Лео повернул кодовый замок, открыл сейф и сквозь отсутствующую теперь заднюю стенку посмотрел на Феликса.
– А затем два банка одновременно – второго января, в четверг.
На свободной половине верстака Лео развернул кусок черного бархата, отмерил и разметил по изнанке белым мелком. Вооружившись острыми ножницами, раскроил ткань.
– Я нашел это место. Два банка с общей стеной. Городишко с маленькой площадью посредине, можно буквально подъехать к входной двери.
– Пути отхода?
– Выбирать тебе. Большая магистраль – шоссе номер семьдесят три. Или сотни малых дорог – и все они ведут сюда.
Тюбик слегка подсох, Лео отколупнул затвердевший сгусток, а затем маленьким валиком нанес молочный тканевый клей на внутренние стенки сейфа.
– Где?
– Эсму.
– Эсму?
– Угу.
– В таком случае… поедем мелкими дорогами. Через Веггарё и Суннербю. Или через Сурунду. Малые дороги, ведущие в Тумбу.
Бархатные квадраты легли на смазанные клеем внутренние стенки.
– Эсму, Лео? И… какого черта ты там делал?
Они сидели по обе стороны большого сейфа без задней стенки, так что глаза не очень-то и спрячешь.
– На разведку ездил.
– Ты был там. – Феликс сверлил брата взглядом. – Лео?
А брат старался смотреть в сторону.
– Ты был у него. У этого старого мерзавца!
– Да. Был.
– Зачем?
– Деньги. Я ему задолжал. Ты же знаешь, верно? Я вернул долг. Чтоб больше об этом не слышать.

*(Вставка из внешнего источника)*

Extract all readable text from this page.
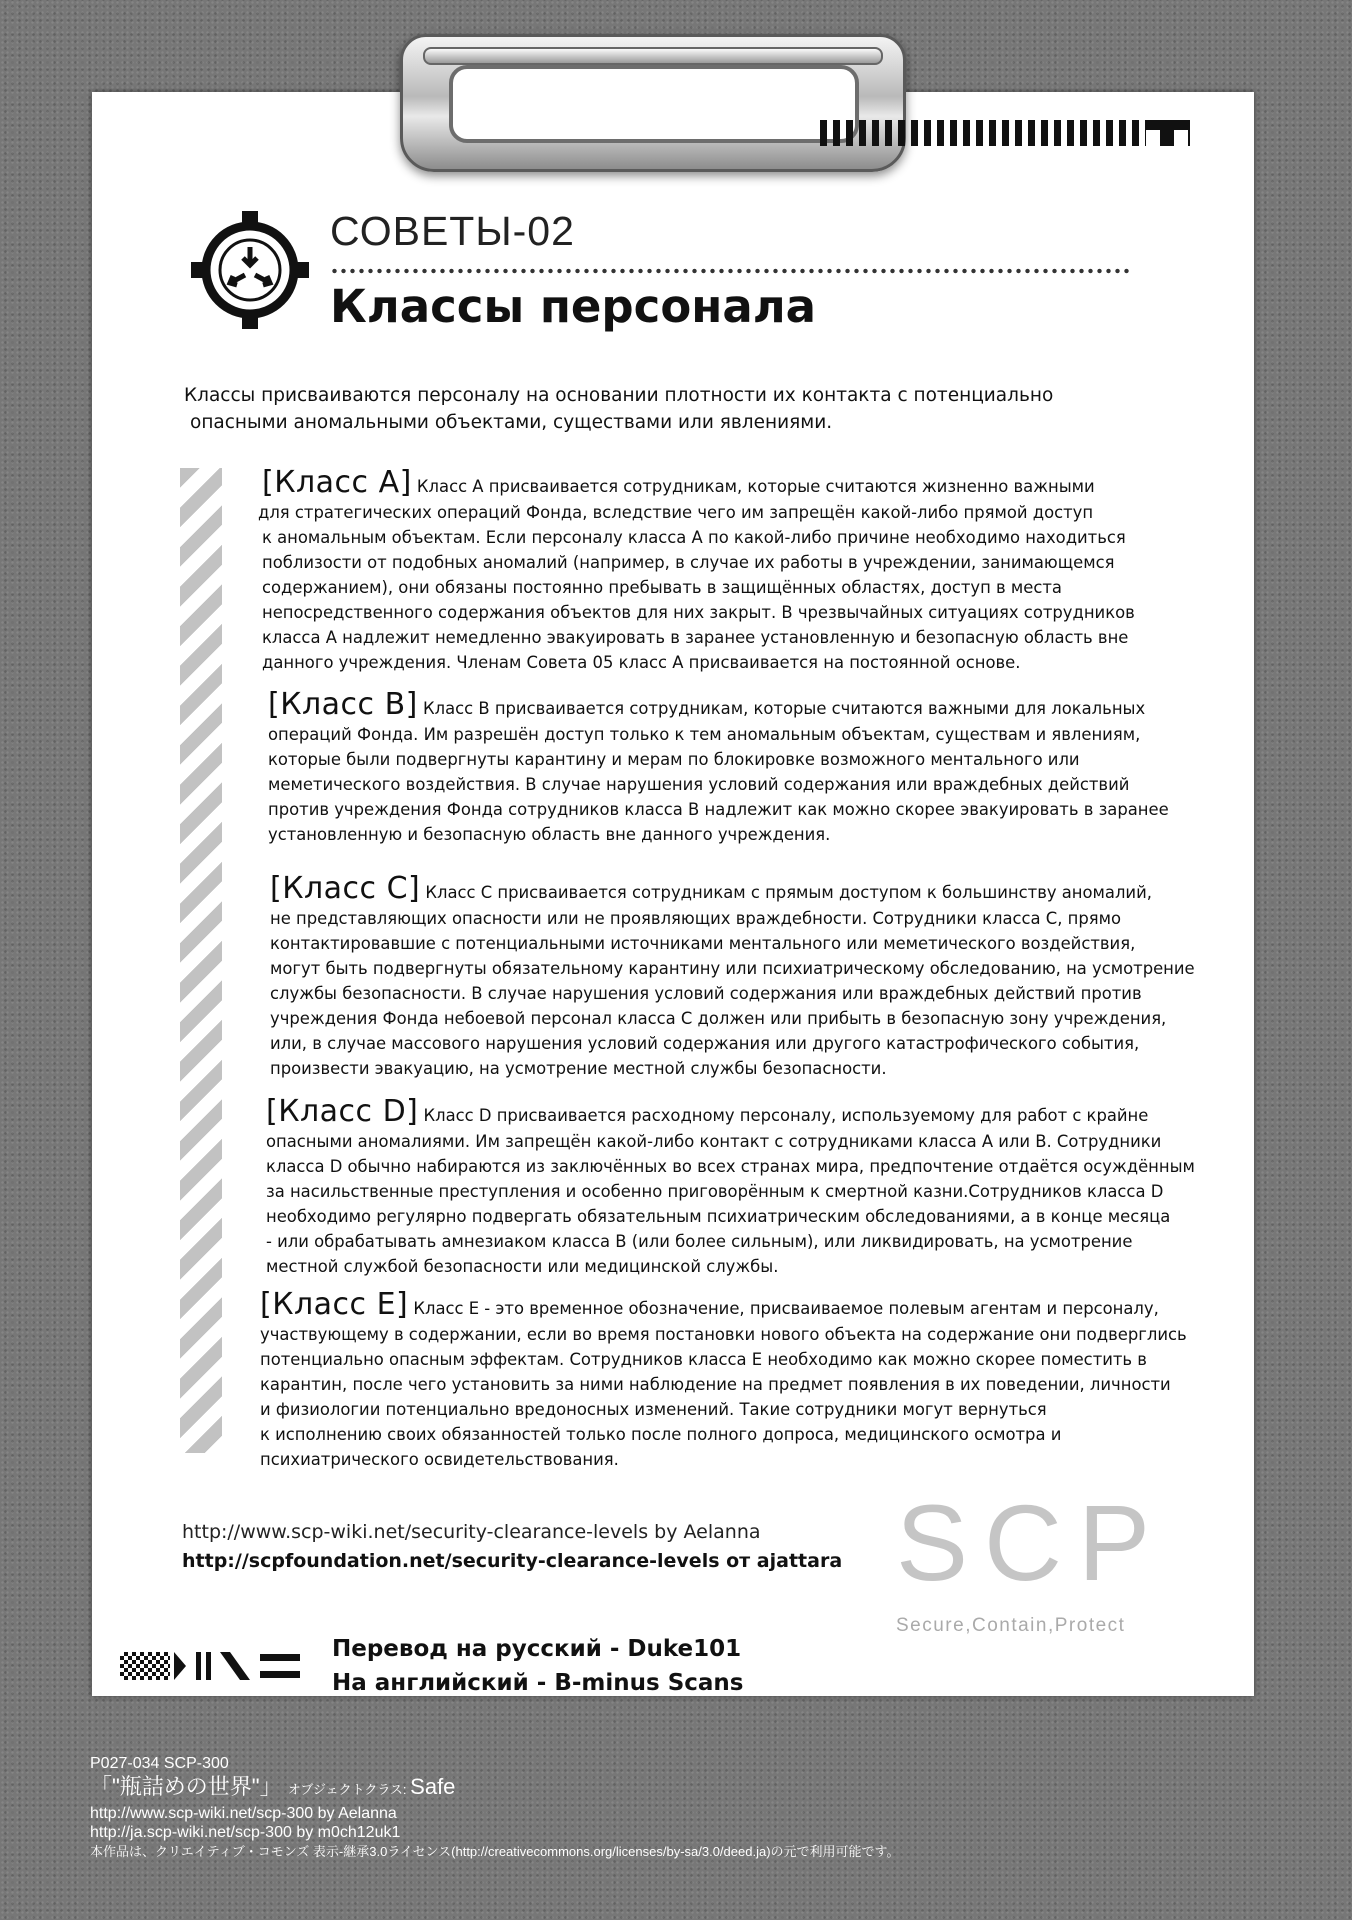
СОВЕТЫ-02
Классы персонала
Классы присваиваются персоналу на основании плотности их контакта с потенциально
опасными аномальными объектами, существами или явлениями.
[Класс A] Класс А присваивается сотрудникам, которые считаются жизненно важными
для стратегических операций Фонда, вследствие чего им запрещён какой-либо прямой доступ
к аномальным объектам. Если персоналу класса А по какой-либо причине необходимо находиться
поблизости от подобных аномалий (например, в случае их работы в учреждении, занимающемся
содержанием), они обязаны постоянно пребывать в защищённых областях, доступ в места
непосредственного содержания объектов для них закрыт. В чрезвычайных ситуациях сотрудников
класса А надлежит немедленно эвакуировать в заранее установленную и безопасную область вне
данного учреждения. Членам Совета 05 класс А присваивается на постоянной основе.
[Класс B] Класс В присваивается сотрудникам, которые считаются важными для локальных
операций Фонда. Им разрешён доступ только к тем аномальным объектам, существам и явлениям,
которые были подвергнуты карантину и мерам по блокировке возможного ментального или
меметического воздействия. В случае нарушения условий содержания или враждебных действий
против учреждения Фонда сотрудников класса В надлежит как можно скорее эвакуировать в заранее
установленную и безопасную область вне данного учреждения.
[Класс C] Класс С присваивается сотрудникам с прямым доступом к большинству аномалий,
не представляющих опасности или не проявляющих враждебности. Сотрудники класса С, прямо
контактировавшие с потенциальными источниками ментального или меметического воздействия,
могут быть подвергнуты обязательному карантину или психиатрическому обследованию, на усмотрение
службы безопасности. В случае нарушения условий содержания или враждебных действий против
учреждения Фонда небоевой персонал класса С должен или прибыть в безопасную зону учреждения,
или, в случае массового нарушения условий содержания или другого катастрофического события,
произвести эвакуацию, на усмотрение местной службы безопасности.
[Класс D] Класс D присваивается расходному персоналу, используемому для работ с крайне
опасными аномалиями. Им запрещён какой-либо контакт с сотрудниками класса А или В. Сотрудники
класса D обычно набираются из заключённых во всех странах мира, предпочтение отдаётся осуждённым
за насильственные преступления и особенно приговорённым к смертной казни.Сотрудников класса D
необходимо регулярно подвергать обязательным психиатрическим обследованиями, а в конце месяца
- или обрабатывать амнезиаком класса В (или более сильным), или ликвидировать, на усмотрение
местной службой безопасности или медицинской службы.
[Класс E] Класс E - это временное обозначение, присваиваемое полевым агентам и персоналу,
участвующему в содержании, если во время постановки нового объекта на содержание они подверглись
потенциально опасным эффектам. Сотрудников класса Е необходимо как можно скорее поместить в
карантин, после чего установить за ними наблюдение на предмет появления в их поведении, личности
и физиологии потенциально вредоносных изменений. Такие сотрудники могут вернуться
к исполнению своих обязанностей только после полного допроса, медицинского осмотра и
психиатрического освидетельствования.
http://www.scp-wiki.net/security-clearance-levels by Aelanna
http://scpfoundation.net/security-clearance-levels от ajattara SCP
Secure,Contain,Protect
Перевод на русский - Duke101
На английский - B-minus Scans
P027-034 SCP-300
「"瓶詰めの世界"」 オブジェクトクラス: Safe
http://www.scp-wiki.net/scp-300 by Aelanna
http://ja.scp-wiki.net/scp-300 by m0ch12uk1
本作品は、クリエイティブ・コモンズ 表示-継承3.0ライセンス(http://creativecommons.org/licenses/by-sa/3.0/deed.ja)の元で利用可能です。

– Ни хрена мы ему не задолжали, Лео, пойми наконец! Да и заплатить можно было когда угодно!
Остался последний лоскут бархата. Лео приклеил его на место задней стенки сейфа.
– Так вышло.
– Черта лысого так вышло Ты хотел ему рассказать!
– С какой стати?
– С какой стати? С какой стати?! Я знаю тебя, Лео. Знаю, как у вас заведено. Он впихивает тебе в голову кучу всякого дерьма, так оно и идет.
– Ты чего разошелся? Забудь об этом, Феликс.
– Отлично. Забуду. Все забуду. Забуду Сведмюру, братишка. Забуду этот хренов Эсму. Всё, выхожу из игры. Прямо сейчас.
Феликс был на полпути к выходу из гаража, когда Лео схватил его за плечо.
– Черт подери, Феликс, остынь.
– Лео, неужели непонятно, почему я так себя чувствую? Ты же знаешь… ничего бы не случилось, если б я не открыл дверь.
– Какую еще дверь?
– Я открыл ее. Тогда. Когда наш сволочной папаша едва не убил маму. Я открыл дверь. Я впустил его.
– Ты не открывал.
– Я открыл и…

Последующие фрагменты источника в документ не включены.